Bisecting the valley is the Napa River, which follows the valley's tapered contour, and dwindles from a fully navigable river in its southern stretches to little more than a creek at its northern beginnings. The valley's topography changes with its length, from the windswept estuarine flats and gentle hills in the south to the valley's narrow tip at the town of Calistoga, cradled between the sheer walls of the Palisades at the foot of Mount St. Helena to the east and the forested Mayacamas Mountains to the west.
The Napa Valley's amiable climate makes it a veritable garden. A wide variety of fruits and vegetables thrive here: oranges, prunes, apples, olives and more. But what makes the Napa Valley truly unique is its remarkable suitability for the production of wine grapes. A maritime climate that produces cool nights and warm days combines with soils that are deep but not excessively fertile to yield grapes that are singular in their intensity, complexity and balance.
Several different microclimates and a wide array of soil profiles mean that different vineyards produce grapes that are unique in style and character - but uniformly high in quality.
The vineyard environments of the Napa Valley have evolved through geologic time. Like the rest of California, Napa Valley has had a very active and eventful geologic history. Many tectonic plates (large pieces of the earth's crust) have collided with North America to form California. As a result, there are many geological faults in the area, which have molded the topography of the Napa Valley and the mountains that surround it.
A great deal of volcanic activity occurred in the area about two million years ago.

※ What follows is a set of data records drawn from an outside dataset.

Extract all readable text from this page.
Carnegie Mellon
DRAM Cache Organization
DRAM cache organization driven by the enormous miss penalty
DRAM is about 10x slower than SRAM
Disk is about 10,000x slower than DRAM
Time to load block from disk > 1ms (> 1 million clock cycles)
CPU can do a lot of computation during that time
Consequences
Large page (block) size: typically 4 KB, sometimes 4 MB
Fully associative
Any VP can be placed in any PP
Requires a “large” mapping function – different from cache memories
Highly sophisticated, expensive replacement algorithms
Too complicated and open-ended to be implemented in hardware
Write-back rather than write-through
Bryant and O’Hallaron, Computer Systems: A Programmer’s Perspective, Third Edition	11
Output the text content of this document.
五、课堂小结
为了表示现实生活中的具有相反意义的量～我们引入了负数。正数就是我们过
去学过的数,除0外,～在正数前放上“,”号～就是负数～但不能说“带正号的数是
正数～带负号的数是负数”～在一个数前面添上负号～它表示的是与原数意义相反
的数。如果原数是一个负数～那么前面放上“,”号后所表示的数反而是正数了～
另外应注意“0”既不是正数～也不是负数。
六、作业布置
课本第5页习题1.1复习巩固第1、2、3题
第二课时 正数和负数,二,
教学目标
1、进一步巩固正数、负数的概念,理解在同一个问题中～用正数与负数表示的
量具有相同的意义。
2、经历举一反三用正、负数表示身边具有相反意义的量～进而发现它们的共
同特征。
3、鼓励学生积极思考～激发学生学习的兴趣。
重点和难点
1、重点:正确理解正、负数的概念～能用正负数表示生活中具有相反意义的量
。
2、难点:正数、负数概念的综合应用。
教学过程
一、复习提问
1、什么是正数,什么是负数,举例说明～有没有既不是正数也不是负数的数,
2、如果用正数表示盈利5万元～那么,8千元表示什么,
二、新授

These volcanic eruptions deposited a series of ash and lava called the Sonoma Volcanics over much of Napa and Sonoma Counties, especially along the axis of the Mayacamas Range. The small hills which emerge from the valley floor north of Yountville were created by this volcanic activity.
Changes in sea level caused San Pablo Bay to alternately advance and retreat over the southern part of the valley several times. This resulted in the deposition of bay sediment (clays and sand) as soil parent material in the southern valley. The bedrock varies from coarse sandstones to marine conglomerates to volcanic basalts and tuff. These different parent materials give rise to soils with very different ability to retain water, texture and fertility.